Taking into considerations 90% LVR in Melb and 1K per month IP cost somebody might suggest me to wait for a couple of years until equity will be built up there and buy later. However I do believe that now (at least this year) it's a very good time to buy because it's buyer market at this moment. People still migrate to Australia and demand for dwellings is much more than availability. That's why I don't want wait. I'll talk to finance guys next week.
 
Estimated implementation time is about 1 year (subdivision + construction). I think you are underestimating the time frame. To build a house on a block of land takes at least 9mths and that's quick. Subdivision is a process that can take many mths on its own, even up to a year.

2) Is any lender in Canberra which can capitalize interest on the construction loan? At least 50% of it? Or may be full 100%.yes but you still need a minimum 20% deposit or more

3) Do I need deposit for construction loan or it can be secured by new properties which I'm intended to build?no it can't because the new properties don't get re-valued until it is completed.
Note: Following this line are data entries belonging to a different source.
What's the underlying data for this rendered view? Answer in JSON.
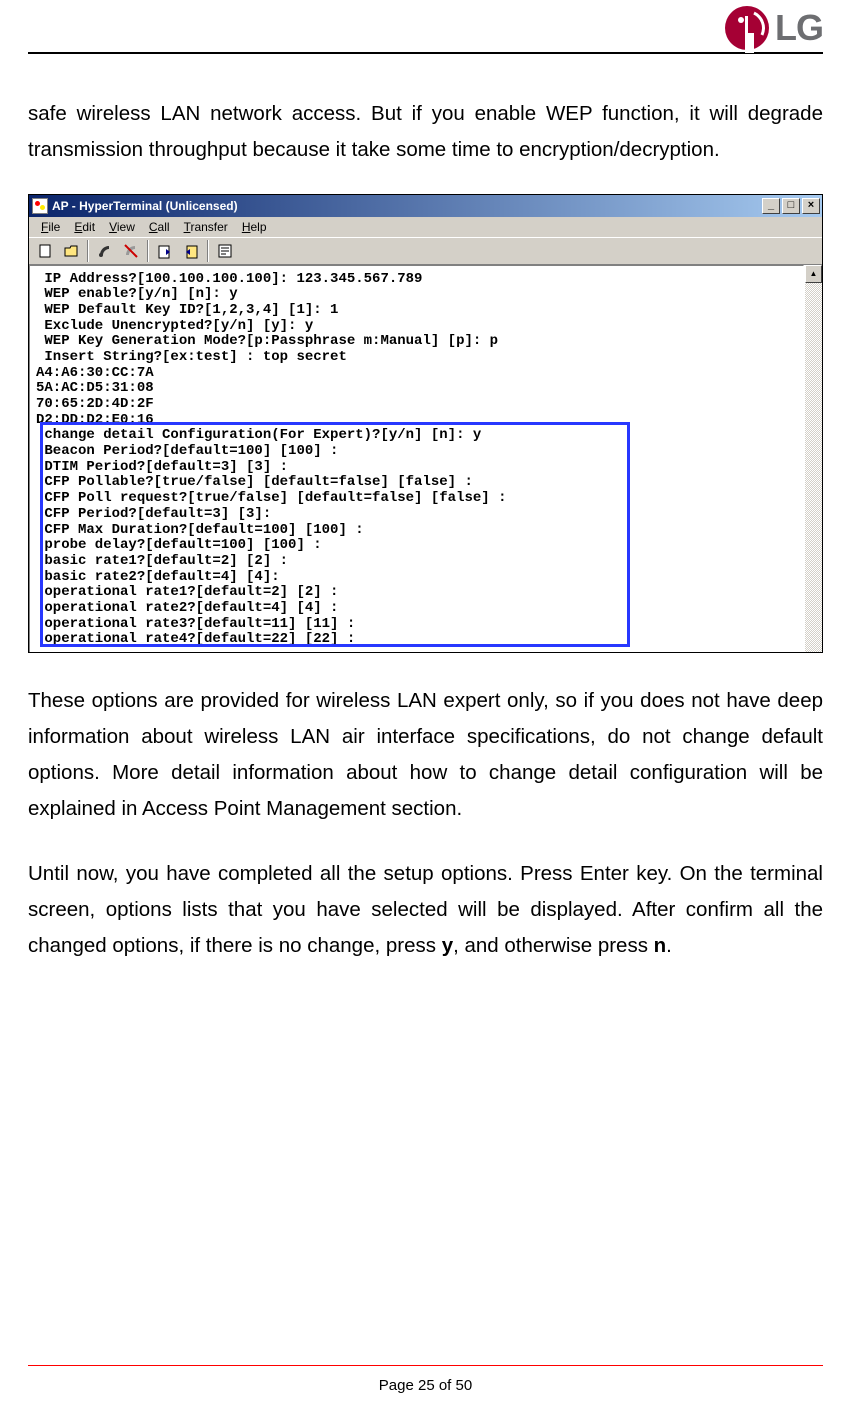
{
  "logo_text": "LG",
  "para1": "safe wireless LAN network access. But if you enable WEP function, it will degrade transmission throughput because it take some time to encryption/decryption.",
  "window": {
    "title": "AP - HyperTerminal (Unlicensed)",
    "menu": {
      "file": "File",
      "edit": "Edit",
      "view": "View",
      "call": "Call",
      "transfer": "Transfer",
      "help": "Help"
    },
    "win_btn_min": "_",
    "win_btn_max": "□",
    "win_btn_close": "×",
    "sb_up": "▲",
    "sb_dn": "▼",
    "term_top": [
      " IP Address?[100.100.100.100]: 123.345.567.789",
      " WEP enable?[y/n] [n]: y",
      " WEP Default Key ID?[1,2,3,4] [1]: 1",
      " Exclude Unencrypted?[y/n] [y]: y",
      " WEP Key Generation Mode?[p:Passphrase m:Manual] [p]: p",
      " Insert String?[ex:test] : top secret",
      "A4:A6:30:CC:7A",
      "5A:AC:D5:31:08",
      "70:65:2D:4D:2F",
      "D2:DD:D2:E0:16"
    ],
    "term_box": [
      " change detail Configuration(For Expert)?[y/n] [n]: y",
      " Beacon Period?[default=100] [100] :",
      " DTIM Period?[default=3] [3] :",
      " CFP Pollable?[true/false] [default=false] [false] :",
      " CFP Poll request?[true/false] [default=false] [false] :",
      " CFP Period?[default=3] [3]:",
      " CFP Max Duration?[default=100] [100] :",
      " probe delay?[default=100] [100] :",
      " basic rate1?[default=2] [2] :",
      " basic rate2?[default=4] [4]:",
      " operational rate1?[default=2] [2] :",
      " operational rate2?[default=4] [4] :",
      " operational rate3?[default=11] [11] :",
      " operational rate4?[default=22] [22] :"
    ]
  },
  "para2": "These options are provided for wireless LAN expert only, so if you does not have deep information about wireless LAN air interface specifications, do not change default options. More detail information about how to change detail configuration will be explained in Access Point Management section.",
  "para3_a": "Until now, you have completed all the setup options. Press Enter key. On the terminal screen, options lists that you have selected will be displayed. After confirm all the changed options, if there is no change, press ",
  "para3_y": "y",
  "para3_b": ", and otherwise press ",
  "para3_n": "n",
  "para3_c": ".",
  "footer": "Page 25 of 50"
}
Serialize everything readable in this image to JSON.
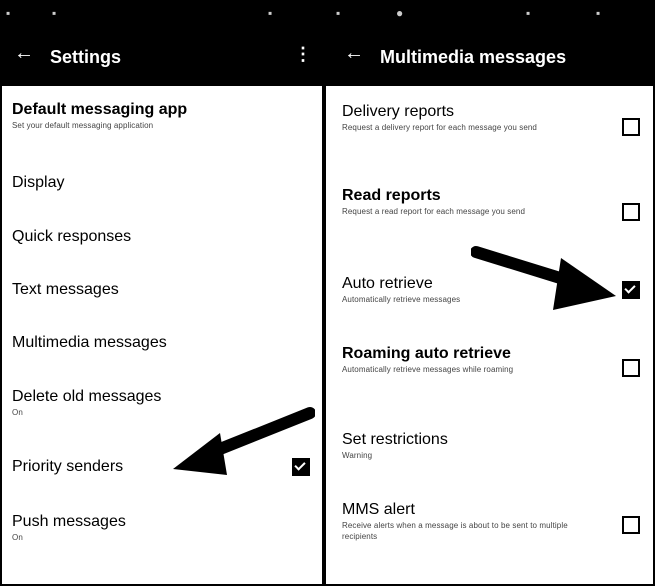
{
  "left": {
    "header": {
      "back_icon": "back-arrow-icon",
      "title": "Settings",
      "overflow_icon": "more-vert-icon"
    },
    "items": [
      {
        "title": "Default messaging app",
        "subtitle": "Set your default messaging application"
      },
      {
        "title": "Display"
      },
      {
        "title": "Quick responses"
      },
      {
        "title": "Text messages"
      },
      {
        "title": "Multimedia messages"
      },
      {
        "title": "Delete old messages",
        "subtitle": "On"
      },
      {
        "title": "Priority senders",
        "checked": true
      },
      {
        "title": "Push messages",
        "subtitle": "On"
      }
    ]
  },
  "right": {
    "header": {
      "back_icon": "back-arrow-icon",
      "title": "Multimedia messages"
    },
    "items": [
      {
        "title": "Delivery reports",
        "subtitle": "Request a delivery report for each message you send",
        "checked": false
      },
      {
        "title": "Read reports",
        "subtitle": "Request a read report for each message you send",
        "checked": false
      },
      {
        "title": "Auto retrieve",
        "subtitle": "Automatically retrieve messages",
        "checked": true
      },
      {
        "title": "Roaming auto retrieve",
        "subtitle": "Automatically retrieve messages while roaming",
        "checked": false
      },
      {
        "title": "Set restrictions",
        "subtitle": "Warning"
      },
      {
        "title": "MMS alert",
        "subtitle": "Receive alerts when a message is about to be sent to multiple recipients",
        "checked": false
      }
    ]
  }
}
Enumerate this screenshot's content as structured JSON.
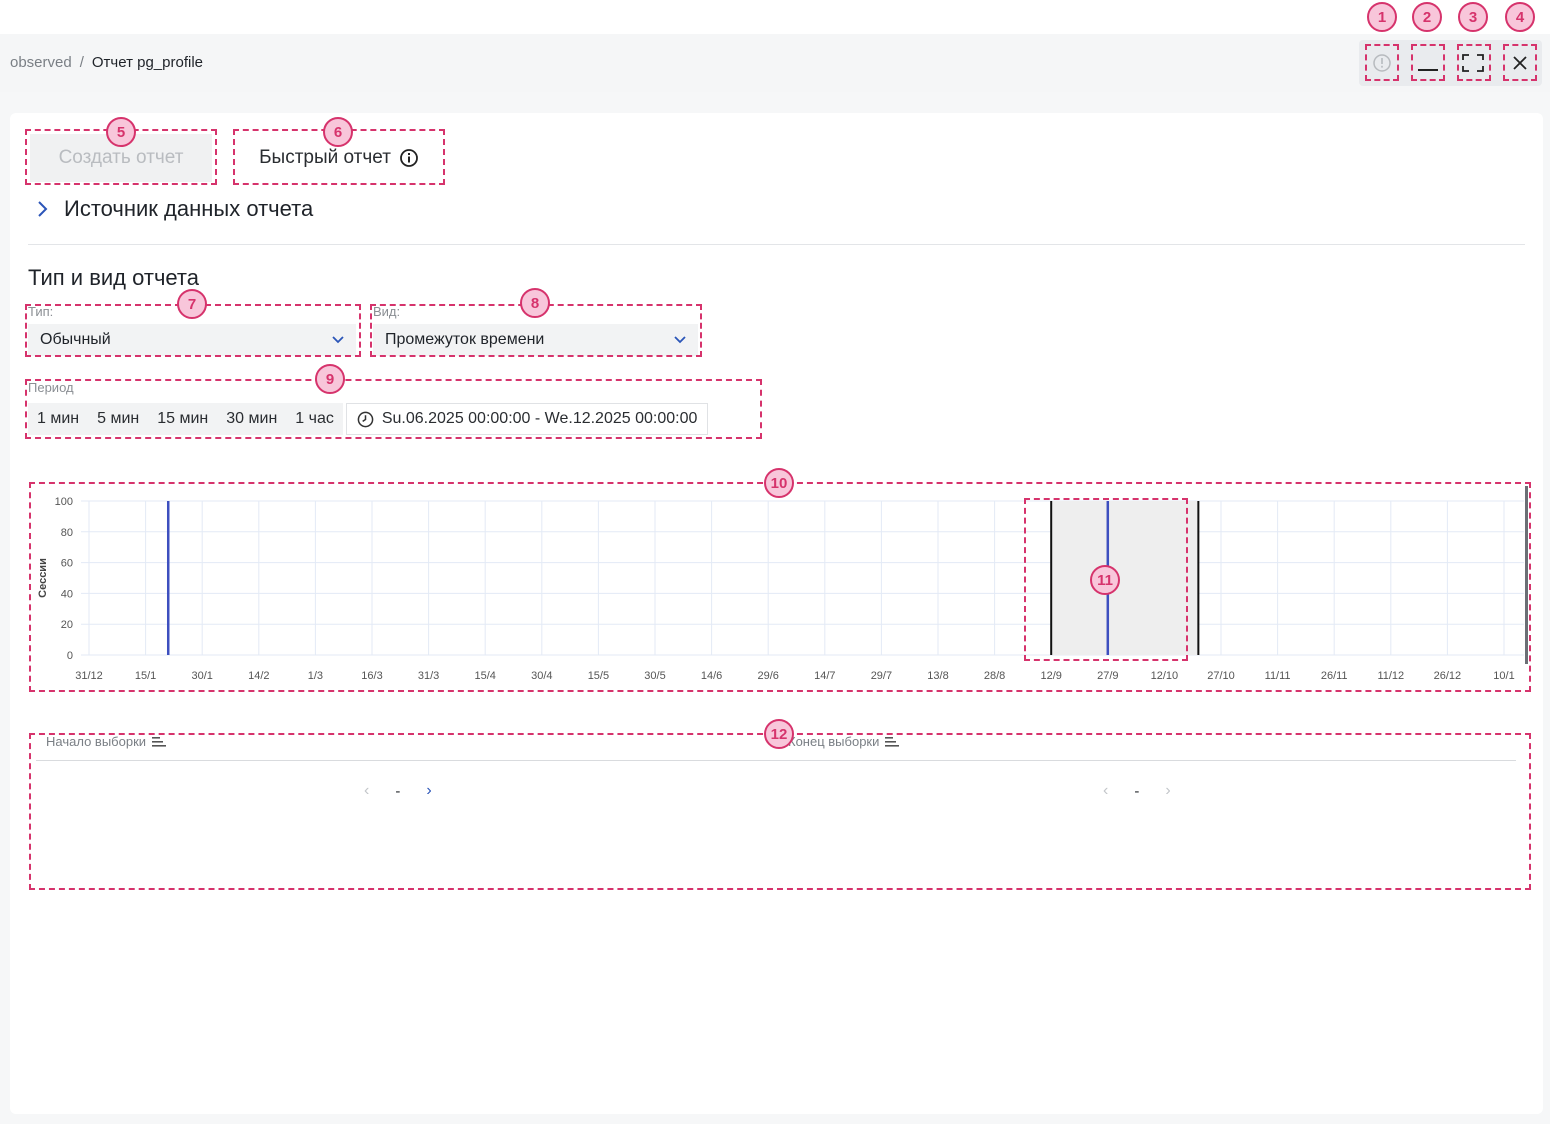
{
  "breadcrumb": {
    "parent": "observed",
    "separator": "/",
    "current": "Отчет pg_profile"
  },
  "window_controls": [
    "info-icon",
    "minimize-icon",
    "fullscreen-icon",
    "close-icon"
  ],
  "markers": [
    "1",
    "2",
    "3",
    "4",
    "5",
    "6",
    "7",
    "8",
    "9",
    "10",
    "11",
    "12"
  ],
  "actions": {
    "create_label": "Создать отчет",
    "quick_label": "Быстрый отчет"
  },
  "source": {
    "label": "Источник данных отчета"
  },
  "section": {
    "title": "Тип и вид отчета"
  },
  "type_field": {
    "label": "Тип:",
    "value": "Обычный"
  },
  "view_field": {
    "label": "Вид:",
    "value": "Промежуток времени"
  },
  "period": {
    "label": "Период",
    "presets": [
      "1 мин",
      "5 мин",
      "15 мин",
      "30 мин",
      "1 час"
    ],
    "range": "Su.06.2025 00:00:00 - We.12.2025 00:00:00"
  },
  "table": {
    "col_start": "Начало выборки",
    "col_end": "Конец выборки",
    "pager_left": "-",
    "pager_right": "-"
  },
  "colors": {
    "accent": "#d6336c",
    "series": "#3d4fbf",
    "selection": "#eeeeee"
  },
  "chart_data": {
    "type": "line",
    "ylabel": "Сессии",
    "ylim": [
      0,
      100
    ],
    "yticks": [
      0,
      20,
      40,
      60,
      80,
      100
    ],
    "x_ticks": [
      "31/12",
      "15/1",
      "30/1",
      "14/2",
      "1/3",
      "16/3",
      "31/3",
      "15/4",
      "30/4",
      "15/5",
      "30/5",
      "14/6",
      "29/6",
      "14/7",
      "29/7",
      "13/8",
      "28/8",
      "12/9",
      "27/9",
      "12/10",
      "27/10",
      "11/11",
      "26/11",
      "11/12",
      "26/12",
      "10/1"
    ],
    "spikes": [
      {
        "x": "22/1",
        "value": 100
      },
      {
        "x": "27/9",
        "value": 100
      }
    ],
    "selection": {
      "from": "12/9",
      "to": "21/10"
    },
    "grid": true
  }
}
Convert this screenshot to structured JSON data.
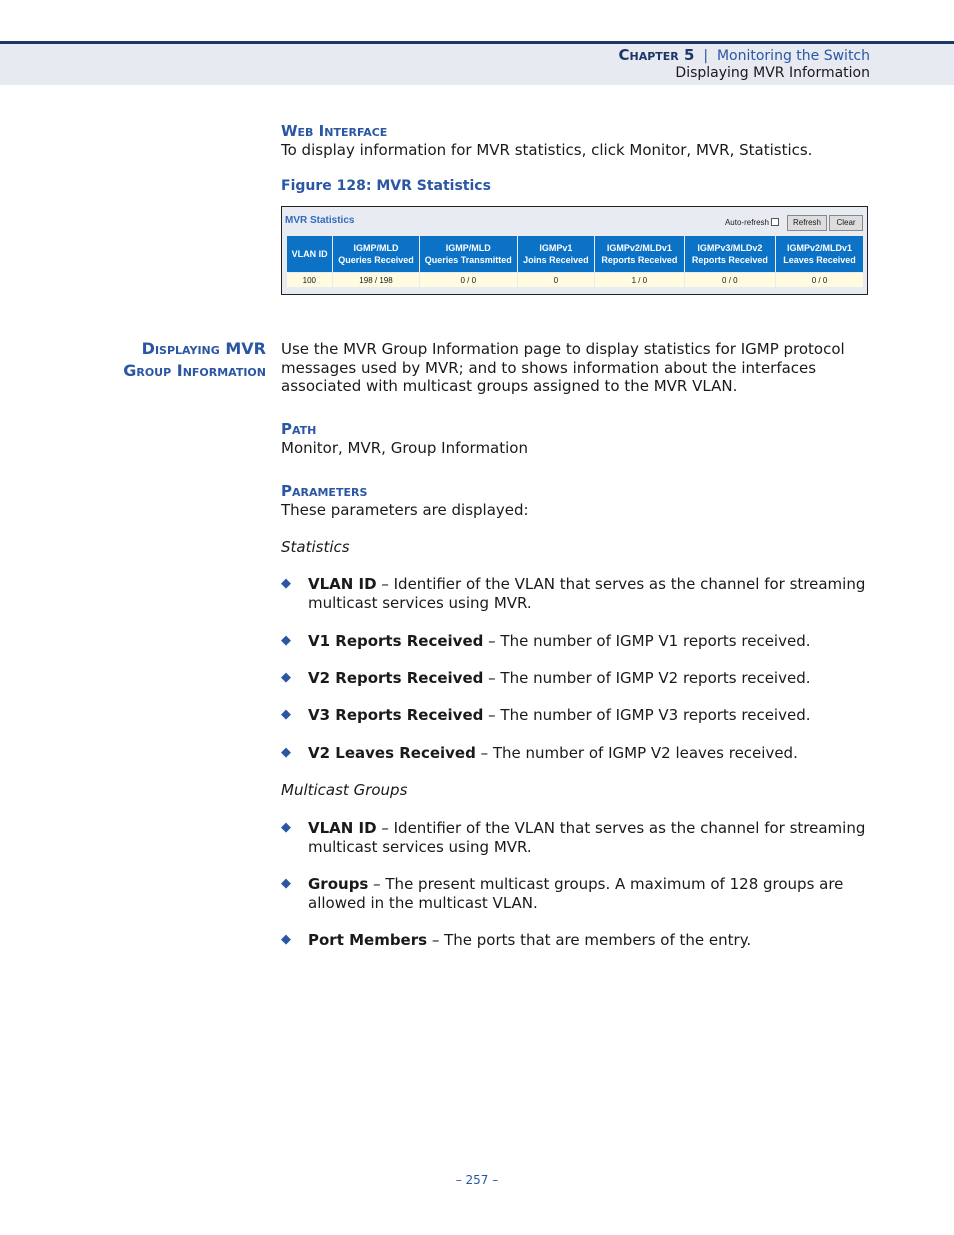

But you can use the expected rental income in your borrowings for the construction which should help a bit but you still need the 20% deposit


hope that helps. At 90% LVR, no equity...it's very risky from a bank's perspective. You only need to lose your job and that's it. Also, that's not a good deal.

I've never bothered with gross realisation value because the market is so volatile, especially with the economy now. My bank manager doesn't accept it.
 
hope that helps. At 90% LVR, no equity...it's very risky from a bank's perspective. You only need to lose your job and that's it. Also, that's not a good deal.

I've never bothered with gross realisation value because the market is so volatile, especially with the economy now. My bank manager doesn't accept it.

Thanks, Sue

That makes sense. Especially I figured out that this block is not subdivadable. I can put dual occupancy but can't separate it to 2 titles. I believe that in this case price (and valuations) of these 2 units would be significantly lower then I expected because you can only sell them together if you need. It doesn't matter though if they will be rented out. But at some time I would need to sell them anyway.
 
subdivide in Canberra

Hey there

Just a few thoughts...
Not sure if you are aware that as of March 31, 2009 there will be no more subdividing allowed in Canberra.

Even if you have bought a property to do this, you must have your approval and your slab down by this date for it to be accepted...oh, and it must be in a Core 10 area (within 200m - i think) of a shop...

Being late January, I don't like your chances of finding, negotiating, exchanging, settling, getting approval, and laying the slab in 8 weeks...

cheers
Propertygirl
 
Hey there

Just a few thoughts...
Not sure if you are aware that as of March 31, 2009 there will be no more subdividing allowed in Canberra.

Even if you have bought a property to do this, you must have your approval and your slab down by this date for it to be accepted...oh, and it must be in a Core 10 area (within 200m - i think) of a shop...

Being late January, I don't like your chances of finding, negotiating, exchanging, settling, getting approval, and laying the slab in 8 weeks...

cheers
Propertygirl

Any reasons why they are putting a stop to subdividing land.
 
you may want to consider just buying the site with a rental box on it now and defer the development for better times, or even just waiting for more certainty in the market and funding for such deals. You will never run out of deals.

What do you mean by rental box?

Is that like a portable house you set up on the block to rent out or an expression for a cheap no frills low cost unit?
 
What do you mean by rental box?

Is that like a portable house you set up on the block to rent out or an expression for a cheap no frills low cost unit?

Tongue in cheek............a box in this instance is merely a house/dwelling that can provide rental income, whilst one gains development approval at a later date.

It's about as unemotional as one can get about the source of the income. The box may range from a 5 BR McMansion to a 2 BR un-renovated (original) cottage.